All of these proposals want the same thing: for online merchants to collect sales taxes for governments based in other states.

But this idea doesn’t make much sense considering it amounts to taxation without representation – with a lot of outrageous costs and red tape attached.

Online retailers already pay taxes for sales made in states where they have a physical presence, as well as taxes where they are actually headquartered. And that’s only fair, since a business benefits from schools, roads, public safety and other expenditures of tax dollars in areas where it operates and its employees live.

Brick and mortar retailer lobbying front groups believe these online merchants should have to collect sales taxes on out-of-state customers and send that money to the state and local governments where those customers reside – even if the retailer receives no representation or benefit from those governments.

This idea flies directly in the face of the U.S. Supreme Court’s Quill v. North Dakota decision which ruled that an individual state has no power to directly tax or compel tax collection of citizens of other states. A business must be physically located in a state in order for that state to require it to collect sales taxes on the state’s behalf.

Last month, a South Dakota court shot down the state’s version of the Main Street Fairness Act, which required out-of-state online retailers to collect sales taxes on South Dakota’s behalf if they met a certain sales threshold. The court decided the legislation clearly violated the precedent set by the Quill ruling.

Still, retailers aren’t giving up. Now they want the scheme to pass on a national level, which would force online retailers to collect sales taxes on behalf of states, counties and cities based on the location of the shipping address. That would leave online businesses collecting taxes on behalf of the nearly 9,700 different governments in America, an impossible proposition for small mom and pop online shops.

To make matters worse, online sellers would have to keep track of each state and locality’s definition of what constitutes a taxable good. They would also have to stay up-to-date on thousands of various filing and registration procedures, threshold amounts and sales tax holidays just to remain in compliance. That suffocating deluge of red tape will close businesses, kill jobs and increase the cost of goods to customers.

America’s brick and mortar retailers are understandably concerned about facing competition from online businesses. The solution, however, isn’t to ask government to tilt the playing field in their favor by concocting bogus taxes for their online competitors. Instead, they should work to lower their own costs by encouraging a streamlined tax system and reduced regulatory hurdles.

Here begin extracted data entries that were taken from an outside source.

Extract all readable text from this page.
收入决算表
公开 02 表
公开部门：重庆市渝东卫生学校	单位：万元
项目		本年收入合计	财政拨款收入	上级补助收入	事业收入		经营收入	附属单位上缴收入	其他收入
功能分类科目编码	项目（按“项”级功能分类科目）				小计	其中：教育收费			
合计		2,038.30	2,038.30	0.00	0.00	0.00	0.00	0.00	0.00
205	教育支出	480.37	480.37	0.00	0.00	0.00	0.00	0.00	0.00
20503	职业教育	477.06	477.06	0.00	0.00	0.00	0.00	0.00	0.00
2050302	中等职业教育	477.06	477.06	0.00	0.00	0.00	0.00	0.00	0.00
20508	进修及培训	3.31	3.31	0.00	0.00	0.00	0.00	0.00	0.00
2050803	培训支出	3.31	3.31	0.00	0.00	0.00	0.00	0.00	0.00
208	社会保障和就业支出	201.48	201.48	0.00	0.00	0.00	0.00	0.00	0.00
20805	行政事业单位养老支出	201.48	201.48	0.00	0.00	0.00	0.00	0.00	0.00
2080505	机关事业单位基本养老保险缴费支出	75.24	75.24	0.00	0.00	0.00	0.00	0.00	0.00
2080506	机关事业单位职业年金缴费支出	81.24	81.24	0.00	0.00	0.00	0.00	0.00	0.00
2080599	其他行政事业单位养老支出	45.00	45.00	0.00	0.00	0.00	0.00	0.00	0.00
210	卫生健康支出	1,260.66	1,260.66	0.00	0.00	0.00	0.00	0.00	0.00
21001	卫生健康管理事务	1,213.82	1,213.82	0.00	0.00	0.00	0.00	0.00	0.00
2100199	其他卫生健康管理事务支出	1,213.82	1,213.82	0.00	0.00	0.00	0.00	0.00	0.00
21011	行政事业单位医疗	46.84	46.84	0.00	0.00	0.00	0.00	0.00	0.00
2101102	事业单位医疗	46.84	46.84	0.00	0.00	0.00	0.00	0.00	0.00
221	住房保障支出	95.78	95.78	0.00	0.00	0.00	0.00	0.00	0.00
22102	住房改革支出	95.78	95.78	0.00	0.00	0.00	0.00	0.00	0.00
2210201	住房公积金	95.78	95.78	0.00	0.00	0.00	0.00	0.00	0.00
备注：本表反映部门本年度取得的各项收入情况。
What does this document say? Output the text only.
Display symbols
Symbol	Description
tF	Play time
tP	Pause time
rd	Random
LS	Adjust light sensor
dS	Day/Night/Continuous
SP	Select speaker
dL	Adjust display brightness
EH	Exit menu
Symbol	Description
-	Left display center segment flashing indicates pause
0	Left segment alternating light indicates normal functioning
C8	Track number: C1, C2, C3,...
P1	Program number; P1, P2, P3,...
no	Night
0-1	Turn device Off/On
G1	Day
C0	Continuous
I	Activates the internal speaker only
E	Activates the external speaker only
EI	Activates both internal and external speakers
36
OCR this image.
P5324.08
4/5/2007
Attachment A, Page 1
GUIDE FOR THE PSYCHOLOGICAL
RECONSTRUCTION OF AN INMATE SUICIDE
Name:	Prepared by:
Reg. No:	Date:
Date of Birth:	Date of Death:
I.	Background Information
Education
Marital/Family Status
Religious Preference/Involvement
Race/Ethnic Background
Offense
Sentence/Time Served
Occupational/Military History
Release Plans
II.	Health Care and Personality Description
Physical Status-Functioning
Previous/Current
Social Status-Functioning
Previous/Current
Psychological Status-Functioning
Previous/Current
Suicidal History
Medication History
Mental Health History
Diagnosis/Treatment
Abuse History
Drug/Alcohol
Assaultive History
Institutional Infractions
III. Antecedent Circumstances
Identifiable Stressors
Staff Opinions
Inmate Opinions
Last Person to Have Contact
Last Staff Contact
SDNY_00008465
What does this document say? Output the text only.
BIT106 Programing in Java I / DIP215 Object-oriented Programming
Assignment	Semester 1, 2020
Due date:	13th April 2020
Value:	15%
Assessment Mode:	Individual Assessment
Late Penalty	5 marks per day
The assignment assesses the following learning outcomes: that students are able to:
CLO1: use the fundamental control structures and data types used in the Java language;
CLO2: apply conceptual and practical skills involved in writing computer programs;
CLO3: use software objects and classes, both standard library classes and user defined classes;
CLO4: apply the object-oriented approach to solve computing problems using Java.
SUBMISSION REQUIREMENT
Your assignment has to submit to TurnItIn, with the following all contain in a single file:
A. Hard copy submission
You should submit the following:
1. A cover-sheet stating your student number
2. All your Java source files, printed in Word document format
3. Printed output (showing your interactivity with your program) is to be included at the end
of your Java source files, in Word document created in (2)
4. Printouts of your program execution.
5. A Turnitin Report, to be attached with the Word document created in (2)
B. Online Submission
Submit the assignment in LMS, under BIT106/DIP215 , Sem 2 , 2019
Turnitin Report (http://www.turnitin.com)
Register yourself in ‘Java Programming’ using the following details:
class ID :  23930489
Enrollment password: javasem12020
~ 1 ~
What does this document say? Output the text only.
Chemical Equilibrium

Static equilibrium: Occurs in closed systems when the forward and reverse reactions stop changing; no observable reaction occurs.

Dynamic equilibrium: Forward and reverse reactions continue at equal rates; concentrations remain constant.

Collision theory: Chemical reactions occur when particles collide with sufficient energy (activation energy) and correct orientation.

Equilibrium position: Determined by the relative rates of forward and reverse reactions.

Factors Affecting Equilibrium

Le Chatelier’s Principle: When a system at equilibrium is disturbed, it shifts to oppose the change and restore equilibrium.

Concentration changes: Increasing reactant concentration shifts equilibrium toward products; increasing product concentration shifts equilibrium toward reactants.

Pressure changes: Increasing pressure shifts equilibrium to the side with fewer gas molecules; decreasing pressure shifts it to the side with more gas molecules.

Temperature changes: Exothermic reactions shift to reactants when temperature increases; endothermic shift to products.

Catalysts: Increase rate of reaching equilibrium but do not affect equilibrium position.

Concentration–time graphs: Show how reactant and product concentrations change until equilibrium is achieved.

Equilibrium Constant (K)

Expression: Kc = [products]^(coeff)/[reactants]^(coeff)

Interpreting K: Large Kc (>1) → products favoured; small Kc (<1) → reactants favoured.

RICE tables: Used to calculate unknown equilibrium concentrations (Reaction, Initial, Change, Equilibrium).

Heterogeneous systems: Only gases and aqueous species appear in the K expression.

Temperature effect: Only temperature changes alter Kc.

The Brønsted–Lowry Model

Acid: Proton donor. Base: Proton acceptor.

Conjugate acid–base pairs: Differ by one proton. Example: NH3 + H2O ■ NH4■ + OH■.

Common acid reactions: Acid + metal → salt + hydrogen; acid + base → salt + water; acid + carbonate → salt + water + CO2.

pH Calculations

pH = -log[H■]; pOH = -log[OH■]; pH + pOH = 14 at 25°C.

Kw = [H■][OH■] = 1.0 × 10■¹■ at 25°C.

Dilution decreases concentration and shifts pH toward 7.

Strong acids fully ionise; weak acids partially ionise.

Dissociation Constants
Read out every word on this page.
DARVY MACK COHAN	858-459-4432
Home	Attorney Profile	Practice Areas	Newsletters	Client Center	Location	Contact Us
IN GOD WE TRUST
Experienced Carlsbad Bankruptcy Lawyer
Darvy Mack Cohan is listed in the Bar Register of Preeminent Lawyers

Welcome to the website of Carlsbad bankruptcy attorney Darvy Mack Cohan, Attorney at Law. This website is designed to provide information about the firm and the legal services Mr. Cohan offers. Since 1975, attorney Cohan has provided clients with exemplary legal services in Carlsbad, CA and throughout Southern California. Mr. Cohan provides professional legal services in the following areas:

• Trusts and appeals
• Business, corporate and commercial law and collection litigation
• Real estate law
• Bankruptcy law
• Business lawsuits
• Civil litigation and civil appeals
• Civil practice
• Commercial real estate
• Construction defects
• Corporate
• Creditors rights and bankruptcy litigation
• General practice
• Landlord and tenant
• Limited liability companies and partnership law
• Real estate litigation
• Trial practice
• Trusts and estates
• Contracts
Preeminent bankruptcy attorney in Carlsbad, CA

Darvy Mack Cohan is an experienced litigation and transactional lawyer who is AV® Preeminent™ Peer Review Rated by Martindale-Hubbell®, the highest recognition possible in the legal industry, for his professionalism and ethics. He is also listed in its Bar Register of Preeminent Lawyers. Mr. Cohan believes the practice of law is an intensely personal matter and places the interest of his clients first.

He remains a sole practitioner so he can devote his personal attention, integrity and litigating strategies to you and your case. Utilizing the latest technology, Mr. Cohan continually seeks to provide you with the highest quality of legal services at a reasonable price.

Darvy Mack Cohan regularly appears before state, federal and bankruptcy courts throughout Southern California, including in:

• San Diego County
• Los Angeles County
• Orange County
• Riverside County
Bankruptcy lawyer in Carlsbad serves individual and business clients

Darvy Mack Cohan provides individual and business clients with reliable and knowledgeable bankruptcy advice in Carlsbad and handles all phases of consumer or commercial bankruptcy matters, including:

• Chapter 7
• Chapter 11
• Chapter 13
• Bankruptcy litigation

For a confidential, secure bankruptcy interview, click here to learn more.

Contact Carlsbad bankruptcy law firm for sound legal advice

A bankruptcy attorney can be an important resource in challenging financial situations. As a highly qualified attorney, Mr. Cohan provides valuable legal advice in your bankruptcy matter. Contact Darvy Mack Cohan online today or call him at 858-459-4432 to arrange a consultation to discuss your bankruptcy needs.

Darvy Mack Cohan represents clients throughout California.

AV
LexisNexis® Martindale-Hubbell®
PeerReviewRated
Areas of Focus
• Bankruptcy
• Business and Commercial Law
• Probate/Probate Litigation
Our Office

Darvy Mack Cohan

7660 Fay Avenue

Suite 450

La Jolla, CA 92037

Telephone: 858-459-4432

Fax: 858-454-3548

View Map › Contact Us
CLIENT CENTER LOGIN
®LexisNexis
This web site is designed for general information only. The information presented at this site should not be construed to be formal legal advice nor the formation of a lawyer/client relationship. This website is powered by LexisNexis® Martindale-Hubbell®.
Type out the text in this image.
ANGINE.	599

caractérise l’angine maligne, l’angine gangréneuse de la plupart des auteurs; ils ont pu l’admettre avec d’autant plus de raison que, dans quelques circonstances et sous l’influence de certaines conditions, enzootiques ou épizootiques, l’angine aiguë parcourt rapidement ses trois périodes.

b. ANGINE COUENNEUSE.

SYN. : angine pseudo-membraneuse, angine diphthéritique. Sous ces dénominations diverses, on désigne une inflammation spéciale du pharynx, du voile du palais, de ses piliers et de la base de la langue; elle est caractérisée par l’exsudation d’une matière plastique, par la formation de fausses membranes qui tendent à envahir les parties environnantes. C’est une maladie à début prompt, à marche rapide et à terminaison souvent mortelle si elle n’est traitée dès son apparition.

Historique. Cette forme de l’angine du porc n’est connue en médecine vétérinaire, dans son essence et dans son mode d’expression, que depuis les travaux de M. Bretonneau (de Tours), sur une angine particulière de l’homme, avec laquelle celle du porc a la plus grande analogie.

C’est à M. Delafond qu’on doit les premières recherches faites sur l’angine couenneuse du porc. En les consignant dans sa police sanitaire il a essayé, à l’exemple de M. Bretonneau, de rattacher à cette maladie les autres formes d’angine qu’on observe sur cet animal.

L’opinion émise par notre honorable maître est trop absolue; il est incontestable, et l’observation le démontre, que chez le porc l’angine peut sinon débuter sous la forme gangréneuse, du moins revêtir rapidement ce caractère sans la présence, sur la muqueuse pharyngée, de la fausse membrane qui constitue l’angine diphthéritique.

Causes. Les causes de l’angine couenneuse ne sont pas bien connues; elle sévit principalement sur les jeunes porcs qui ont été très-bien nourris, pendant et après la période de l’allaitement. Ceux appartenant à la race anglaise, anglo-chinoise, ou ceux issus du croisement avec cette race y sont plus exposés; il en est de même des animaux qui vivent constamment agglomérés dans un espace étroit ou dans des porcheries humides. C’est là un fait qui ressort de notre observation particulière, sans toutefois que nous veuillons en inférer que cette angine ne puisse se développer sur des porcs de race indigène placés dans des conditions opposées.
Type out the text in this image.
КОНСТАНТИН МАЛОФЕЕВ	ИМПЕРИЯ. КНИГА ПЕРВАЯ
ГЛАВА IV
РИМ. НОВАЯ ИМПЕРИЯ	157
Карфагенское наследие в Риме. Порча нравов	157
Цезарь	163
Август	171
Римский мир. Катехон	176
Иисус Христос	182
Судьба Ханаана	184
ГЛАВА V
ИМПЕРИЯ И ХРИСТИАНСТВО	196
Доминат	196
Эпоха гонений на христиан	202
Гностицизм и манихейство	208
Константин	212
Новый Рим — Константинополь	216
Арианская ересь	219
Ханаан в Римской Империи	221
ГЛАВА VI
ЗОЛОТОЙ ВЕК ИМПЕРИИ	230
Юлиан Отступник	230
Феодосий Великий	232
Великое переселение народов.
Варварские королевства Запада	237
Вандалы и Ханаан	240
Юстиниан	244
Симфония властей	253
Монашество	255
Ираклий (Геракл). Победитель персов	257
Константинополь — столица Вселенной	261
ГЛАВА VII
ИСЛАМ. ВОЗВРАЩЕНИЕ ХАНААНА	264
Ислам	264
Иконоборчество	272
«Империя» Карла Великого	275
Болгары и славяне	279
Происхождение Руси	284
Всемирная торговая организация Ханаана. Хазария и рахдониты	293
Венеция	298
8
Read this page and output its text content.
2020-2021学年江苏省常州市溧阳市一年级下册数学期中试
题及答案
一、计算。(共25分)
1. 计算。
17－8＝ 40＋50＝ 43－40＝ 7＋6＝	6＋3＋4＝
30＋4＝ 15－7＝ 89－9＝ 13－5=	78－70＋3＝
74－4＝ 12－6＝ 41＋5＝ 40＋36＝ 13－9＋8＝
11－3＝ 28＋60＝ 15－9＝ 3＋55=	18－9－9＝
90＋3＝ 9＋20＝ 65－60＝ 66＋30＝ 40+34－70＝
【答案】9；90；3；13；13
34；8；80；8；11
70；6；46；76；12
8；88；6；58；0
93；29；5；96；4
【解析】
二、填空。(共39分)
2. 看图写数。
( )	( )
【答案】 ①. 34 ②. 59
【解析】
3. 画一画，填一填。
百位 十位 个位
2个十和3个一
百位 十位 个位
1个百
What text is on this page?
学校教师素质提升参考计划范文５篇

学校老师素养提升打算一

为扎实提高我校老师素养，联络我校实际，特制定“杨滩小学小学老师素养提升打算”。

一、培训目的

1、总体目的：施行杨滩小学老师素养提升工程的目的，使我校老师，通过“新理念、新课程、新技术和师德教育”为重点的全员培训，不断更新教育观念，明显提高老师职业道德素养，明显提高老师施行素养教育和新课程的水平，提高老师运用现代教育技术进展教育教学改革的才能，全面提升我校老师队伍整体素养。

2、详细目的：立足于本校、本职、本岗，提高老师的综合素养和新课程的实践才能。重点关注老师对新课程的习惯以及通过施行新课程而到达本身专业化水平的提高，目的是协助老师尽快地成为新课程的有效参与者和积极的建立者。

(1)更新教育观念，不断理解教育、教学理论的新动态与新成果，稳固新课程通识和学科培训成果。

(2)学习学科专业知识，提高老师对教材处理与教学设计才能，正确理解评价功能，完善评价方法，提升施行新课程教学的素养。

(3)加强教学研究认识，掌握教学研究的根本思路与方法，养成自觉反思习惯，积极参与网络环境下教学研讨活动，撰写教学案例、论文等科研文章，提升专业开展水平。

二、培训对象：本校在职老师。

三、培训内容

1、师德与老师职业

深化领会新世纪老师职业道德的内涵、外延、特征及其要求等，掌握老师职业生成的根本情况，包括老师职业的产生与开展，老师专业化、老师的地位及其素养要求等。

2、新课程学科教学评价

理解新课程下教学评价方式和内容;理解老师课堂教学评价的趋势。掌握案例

America is in dire need of tax reform.  The income tax scheme is impossibly complex, inefficient and filled with more loopholes than the Fruit Loops factory. At a top marginal tax rate of 38.9 percent, the U.S. has the second highest corporate tax rate in the world – behind only the United Arab Emirates.

This retaliatory tax proposal harms consumers and businesses of all sizes, and simply will not fix these serious issues. In reality, an online sales tax scheme does little more than rewards companies unwilling to innovate and give customers what they want.

Brick and mortar retailers should stop being part of the problem when it comes to tax reform, and start becoming part of the solution.

Drew Johnson is a senior scholar at the Taxpayers Protection Alliance.